Em tempos de milhares de opções para curtir a vida na rua, a escolha de ficar em casa pode ser uma boa escolha, ao mesmo tempo que é vista como sinônimo de isolamento. Mas será que é mesmo?
Na novela ‘Três Graças’, na Globo, o casal Juquinha (Gabriela Medvedovski) e Lorena (Alanis Guillen) vive exatamente esse momento. Em plena fase de lua de mel, onde fazem uma linda viagem, as duas trocam badalações e eventos sociais por noites tranquilas na casa de Kasper (Miguel Falabella), onde a filha de Ferette (Murilo Benício) está hospedada. A atitude, longe de indicar distanciamento do mundo, revela sintonia, intimidade e prioridade emocional.
E a ciência reforça que essa decisão está longe de ser negativa. Um estudo publicado na revista Scientific Reports mostrou que passar tempo sozinho não reflete, necessariamente, problemas sociais.

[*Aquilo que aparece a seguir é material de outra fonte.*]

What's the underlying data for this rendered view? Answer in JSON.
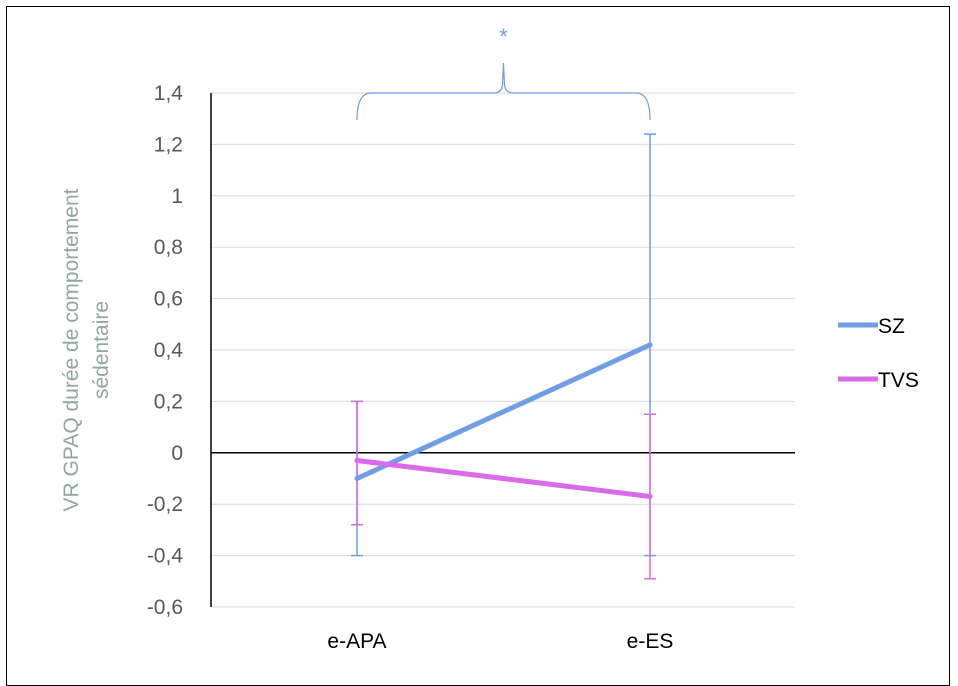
{
  "chart_data": {
    "type": "line",
    "ylabel": "VR GPAQ durée de comportement sédentaire",
    "xlabel": "",
    "categories": [
      "e-APA",
      "e-ES"
    ],
    "ylim": [
      -0.6,
      1.4
    ],
    "yticks": [
      -0.6,
      -0.4,
      -0.2,
      0,
      0.2,
      0.4,
      0.6,
      0.8,
      1,
      1.2,
      1.4
    ],
    "ytick_labels": [
      "-0,6",
      "-0,4",
      "-0,2",
      "0",
      "0,2",
      "0,4",
      "0,6",
      "0,8",
      "1",
      "1,2",
      "1,4"
    ],
    "grid": true,
    "legend_position": "right",
    "series": [
      {
        "name": "SZ",
        "color": "#6f9de6",
        "values": [
          -0.1,
          0.42
        ],
        "error_low": [
          -0.4,
          -0.4
        ],
        "error_high": [
          0.2,
          1.24
        ]
      },
      {
        "name": "TVS",
        "color": "#d96be8",
        "values": [
          -0.03,
          -0.17
        ],
        "error_low": [
          -0.28,
          -0.49
        ],
        "error_high": [
          0.2,
          0.15
        ]
      }
    ],
    "annotation": {
      "text": "*",
      "type": "significance-bracket",
      "between": [
        "e-APA",
        "e-ES"
      ],
      "color": "#6f9de6"
    }
  }
}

Pelo contrário: a relação entre solitude e bem-estar é mais complexa do que parece.
A pesquisa acompanhou 178 adultos com mais de 35 anos, do Reino Unido e dos Estados Unidos, durante 21 dias. Nesse período, os participantes registraram detalhadamente como utilizavam o tempo.
Os resultados apontaram que dias com mais tempo sozinho estavam associados a menos estresse e maior sensação de autonomia. Houve, sim, uma leve queda na satisfação e aumento pontual na solidão.

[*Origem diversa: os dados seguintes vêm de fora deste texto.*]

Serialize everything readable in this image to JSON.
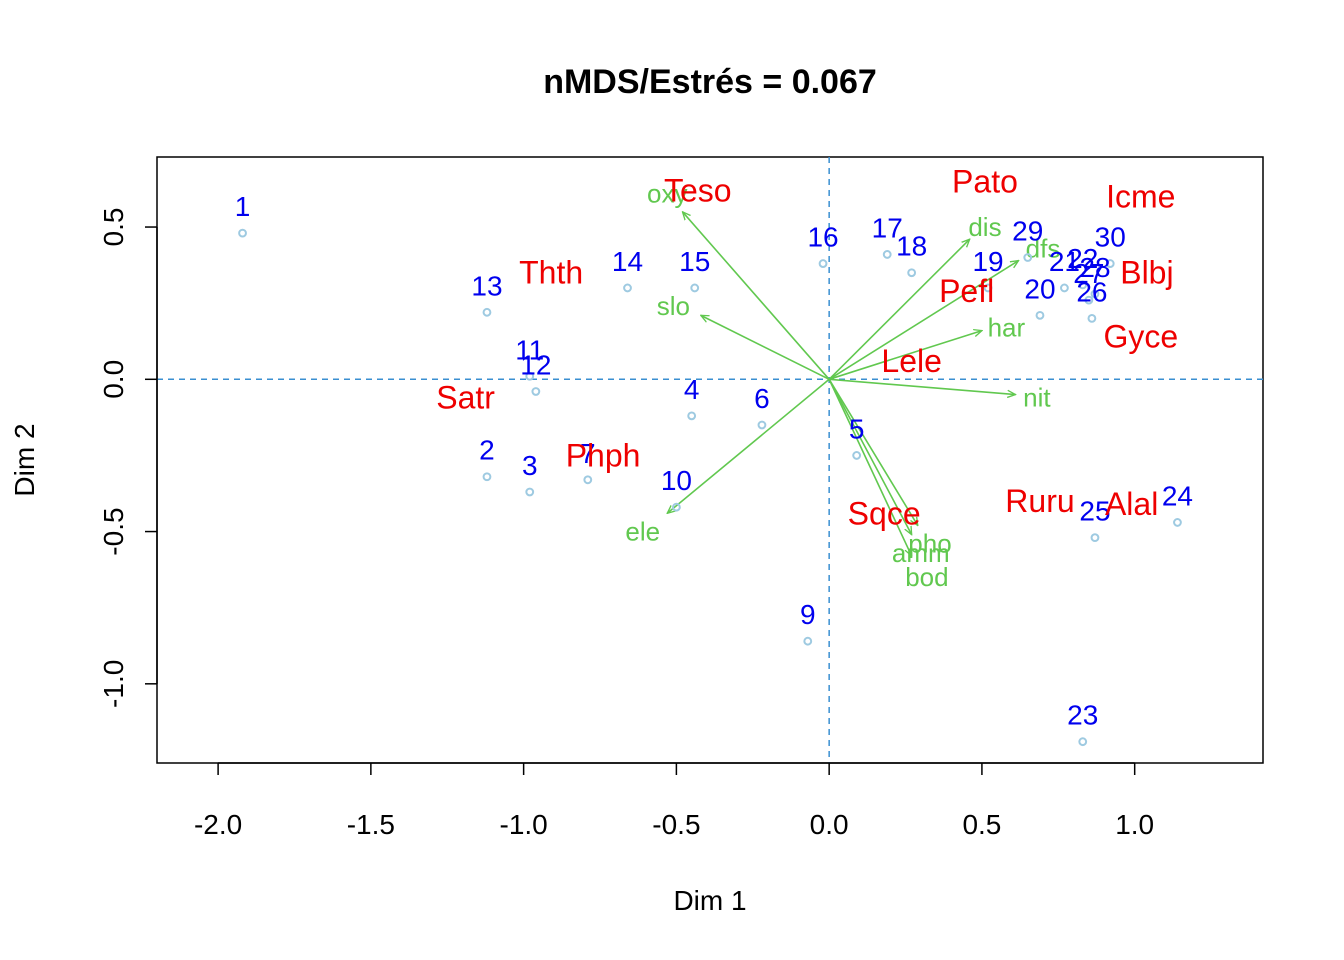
{
  "chart_data": {
    "type": "scatter",
    "title": "nMDS/Estrés = 0.067",
    "xlabel": "Dim 1",
    "ylabel": "Dim 2",
    "xlim": [
      -2.2,
      1.42
    ],
    "ylim": [
      -1.26,
      0.73
    ],
    "xticks": [
      -2.0,
      -1.5,
      -1.0,
      -0.5,
      0.0,
      0.5,
      1.0
    ],
    "xtick_labels": [
      "-2.0",
      "-1.5",
      "-1.0",
      "-0.5",
      "0.0",
      "0.5",
      "1.0"
    ],
    "yticks": [
      -1.0,
      -0.5,
      0.0,
      0.5
    ],
    "ytick_labels": [
      "-1.0",
      "-0.5",
      "0.0",
      "0.5"
    ],
    "reference_lines": {
      "x": 0,
      "y": 0,
      "style": "dashed"
    },
    "colors": {
      "points": "#9ecae1",
      "site_labels": "#0000ee",
      "species_labels": "#ee0000",
      "vectors": "#61c84f",
      "reference_lines": "#3a8fd1"
    },
    "sites": [
      {
        "label": "1",
        "x": -1.92,
        "y": 0.48
      },
      {
        "label": "2",
        "x": -1.12,
        "y": -0.32
      },
      {
        "label": "3",
        "x": -0.98,
        "y": -0.37
      },
      {
        "label": "4",
        "x": -0.45,
        "y": -0.12
      },
      {
        "label": "5",
        "x": 0.09,
        "y": -0.25
      },
      {
        "label": "6",
        "x": -0.22,
        "y": -0.15
      },
      {
        "label": "7",
        "x": -0.79,
        "y": -0.33
      },
      {
        "label": "9",
        "x": -0.07,
        "y": -0.86
      },
      {
        "label": "10",
        "x": -0.5,
        "y": -0.42
      },
      {
        "label": "11",
        "x": -0.98,
        "y": 0.01
      },
      {
        "label": "12",
        "x": -0.96,
        "y": -0.04
      },
      {
        "label": "13",
        "x": -1.12,
        "y": 0.22
      },
      {
        "label": "14",
        "x": -0.66,
        "y": 0.3
      },
      {
        "label": "15",
        "x": -0.44,
        "y": 0.3
      },
      {
        "label": "16",
        "x": -0.02,
        "y": 0.38
      },
      {
        "label": "17",
        "x": 0.19,
        "y": 0.41
      },
      {
        "label": "18",
        "x": 0.27,
        "y": 0.35
      },
      {
        "label": "19",
        "x": 0.52,
        "y": 0.3
      },
      {
        "label": "20",
        "x": 0.69,
        "y": 0.21
      },
      {
        "label": "21",
        "x": 0.77,
        "y": 0.3
      },
      {
        "label": "22",
        "x": 0.83,
        "y": 0.31
      },
      {
        "label": "23",
        "x": 0.83,
        "y": -1.19
      },
      {
        "label": "24",
        "x": 1.14,
        "y": -0.47
      },
      {
        "label": "25",
        "x": 0.87,
        "y": -0.52
      },
      {
        "label": "26",
        "x": 0.86,
        "y": 0.2
      },
      {
        "label": "27",
        "x": 0.85,
        "y": 0.26
      },
      {
        "label": "28",
        "x": 0.87,
        "y": 0.28
      },
      {
        "label": "29",
        "x": 0.65,
        "y": 0.4
      },
      {
        "label": "30",
        "x": 0.92,
        "y": 0.38
      }
    ],
    "species": [
      {
        "label": "Teso",
        "x": -0.43,
        "y": 0.62
      },
      {
        "label": "Pato",
        "x": 0.51,
        "y": 0.65
      },
      {
        "label": "Icme",
        "x": 1.02,
        "y": 0.6
      },
      {
        "label": "Thth",
        "x": -0.91,
        "y": 0.35
      },
      {
        "label": "Pefl",
        "x": 0.45,
        "y": 0.29
      },
      {
        "label": "Blbj",
        "x": 1.04,
        "y": 0.35
      },
      {
        "label": "Gyce",
        "x": 1.02,
        "y": 0.14
      },
      {
        "label": "Lele",
        "x": 0.27,
        "y": 0.06
      },
      {
        "label": "Satr",
        "x": -1.19,
        "y": -0.06
      },
      {
        "label": "Phph",
        "x": -0.74,
        "y": -0.25
      },
      {
        "label": "Ruru",
        "x": 0.69,
        "y": -0.4
      },
      {
        "label": "Alal",
        "x": 0.99,
        "y": -0.41
      },
      {
        "label": "Sqce",
        "x": 0.18,
        "y": -0.44
      }
    ],
    "vectors": [
      {
        "label": "oxy",
        "x": -0.48,
        "y": 0.55,
        "lx": -0.53,
        "ly": 0.61
      },
      {
        "label": "slo",
        "x": -0.42,
        "y": 0.21,
        "lx": -0.51,
        "ly": 0.24
      },
      {
        "label": "dis",
        "x": 0.46,
        "y": 0.46,
        "lx": 0.51,
        "ly": 0.5
      },
      {
        "label": "dfs",
        "x": 0.62,
        "y": 0.39,
        "lx": 0.7,
        "ly": 0.43
      },
      {
        "label": "har",
        "x": 0.5,
        "y": 0.16,
        "lx": 0.58,
        "ly": 0.17
      },
      {
        "label": "nit",
        "x": 0.61,
        "y": -0.05,
        "lx": 0.68,
        "ly": -0.06
      },
      {
        "label": "ele",
        "x": -0.53,
        "y": -0.44,
        "lx": -0.61,
        "ly": -0.5
      },
      {
        "label": "pho",
        "x": 0.29,
        "y": -0.48,
        "lx": 0.33,
        "ly": -0.54
      },
      {
        "label": "amm",
        "x": 0.27,
        "y": -0.51,
        "lx": 0.3,
        "ly": -0.57
      },
      {
        "label": "bod",
        "x": 0.27,
        "y": -0.58,
        "lx": 0.32,
        "ly": -0.65
      }
    ]
  }
}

No entanto, quando o tempo a sós era uma escolha consciente, e não uma imposição, os efeitos negativos diminuíam significativamente.
Ou seja, ficar em casa pode refletir autodeterminação: a capacidade de equilibrar interação social com cuidado emocional. Especialistas destacam ainda que a qualidade desse tempo importa.

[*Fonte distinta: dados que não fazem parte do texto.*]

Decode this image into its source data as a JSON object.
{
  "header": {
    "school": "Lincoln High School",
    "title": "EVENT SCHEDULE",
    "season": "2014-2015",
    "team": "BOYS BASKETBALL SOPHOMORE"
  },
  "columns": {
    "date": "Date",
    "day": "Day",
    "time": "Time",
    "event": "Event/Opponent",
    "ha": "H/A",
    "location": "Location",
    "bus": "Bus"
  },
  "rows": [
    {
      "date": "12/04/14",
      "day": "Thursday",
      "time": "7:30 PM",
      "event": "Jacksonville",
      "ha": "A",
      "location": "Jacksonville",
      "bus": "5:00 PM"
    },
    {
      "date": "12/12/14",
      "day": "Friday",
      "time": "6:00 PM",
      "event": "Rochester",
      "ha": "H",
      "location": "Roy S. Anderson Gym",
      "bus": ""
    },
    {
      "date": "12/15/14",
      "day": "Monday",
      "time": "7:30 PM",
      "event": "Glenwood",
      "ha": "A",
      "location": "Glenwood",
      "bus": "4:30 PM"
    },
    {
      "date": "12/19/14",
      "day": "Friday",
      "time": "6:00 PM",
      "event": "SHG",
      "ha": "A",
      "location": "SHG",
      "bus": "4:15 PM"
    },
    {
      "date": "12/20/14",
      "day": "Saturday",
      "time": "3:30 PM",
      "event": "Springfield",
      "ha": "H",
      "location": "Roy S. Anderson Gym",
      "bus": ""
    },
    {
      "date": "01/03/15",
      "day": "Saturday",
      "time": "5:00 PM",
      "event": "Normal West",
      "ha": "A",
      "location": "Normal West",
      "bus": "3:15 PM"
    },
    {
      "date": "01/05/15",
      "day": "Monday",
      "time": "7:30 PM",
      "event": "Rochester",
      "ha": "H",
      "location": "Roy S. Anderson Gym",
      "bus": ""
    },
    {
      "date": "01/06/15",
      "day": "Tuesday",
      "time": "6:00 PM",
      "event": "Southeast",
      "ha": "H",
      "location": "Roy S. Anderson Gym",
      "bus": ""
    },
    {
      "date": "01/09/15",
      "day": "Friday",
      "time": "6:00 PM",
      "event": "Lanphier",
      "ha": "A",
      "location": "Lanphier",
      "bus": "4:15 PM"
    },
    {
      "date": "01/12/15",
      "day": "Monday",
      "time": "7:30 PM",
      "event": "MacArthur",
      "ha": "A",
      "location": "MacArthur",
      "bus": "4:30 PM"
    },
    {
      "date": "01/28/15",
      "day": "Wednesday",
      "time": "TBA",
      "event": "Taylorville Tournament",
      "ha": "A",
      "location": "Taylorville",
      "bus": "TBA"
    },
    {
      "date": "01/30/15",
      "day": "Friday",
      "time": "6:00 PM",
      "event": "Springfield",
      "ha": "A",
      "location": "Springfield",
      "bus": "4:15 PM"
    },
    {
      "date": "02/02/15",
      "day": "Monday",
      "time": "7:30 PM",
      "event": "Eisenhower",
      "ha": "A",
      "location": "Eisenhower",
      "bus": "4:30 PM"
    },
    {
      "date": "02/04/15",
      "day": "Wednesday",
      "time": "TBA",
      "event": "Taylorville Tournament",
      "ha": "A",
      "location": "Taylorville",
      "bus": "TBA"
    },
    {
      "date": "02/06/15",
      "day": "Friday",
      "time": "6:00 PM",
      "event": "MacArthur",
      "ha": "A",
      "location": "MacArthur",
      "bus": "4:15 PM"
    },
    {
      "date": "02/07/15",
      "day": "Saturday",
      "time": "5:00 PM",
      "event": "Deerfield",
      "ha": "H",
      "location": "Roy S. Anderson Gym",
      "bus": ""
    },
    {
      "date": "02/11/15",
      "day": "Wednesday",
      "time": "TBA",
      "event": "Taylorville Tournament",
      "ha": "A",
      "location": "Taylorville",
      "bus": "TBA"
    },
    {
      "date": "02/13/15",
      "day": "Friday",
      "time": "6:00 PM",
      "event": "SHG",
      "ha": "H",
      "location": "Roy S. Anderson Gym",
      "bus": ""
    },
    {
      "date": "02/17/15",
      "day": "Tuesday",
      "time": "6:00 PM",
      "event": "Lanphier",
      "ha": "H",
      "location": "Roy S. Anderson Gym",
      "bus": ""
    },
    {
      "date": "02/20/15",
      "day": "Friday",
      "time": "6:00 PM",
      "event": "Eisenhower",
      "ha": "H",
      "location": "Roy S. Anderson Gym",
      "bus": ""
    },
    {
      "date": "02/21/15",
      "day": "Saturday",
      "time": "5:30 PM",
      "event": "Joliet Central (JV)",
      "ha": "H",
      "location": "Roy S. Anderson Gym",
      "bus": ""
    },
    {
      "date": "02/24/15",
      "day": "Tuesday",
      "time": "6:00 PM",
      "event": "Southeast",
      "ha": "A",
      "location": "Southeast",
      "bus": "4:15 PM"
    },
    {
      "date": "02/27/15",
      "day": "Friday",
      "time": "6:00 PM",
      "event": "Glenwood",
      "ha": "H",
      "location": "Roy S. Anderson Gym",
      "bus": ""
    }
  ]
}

Atividades que promovem relaxamento, reflexão ou criatividade transformam a solitude em experiência enriquecedora. Já o tédio forçado tende a gerar desconforto.
A solidão, portanto, varia conforme contexto, propósito e qualidade dos vínculos fora daquele momento. É por isso que algumas pessoas, como Juquinha e Lorena, podem escolher o aconchego do lar sem prejuízo à vida social.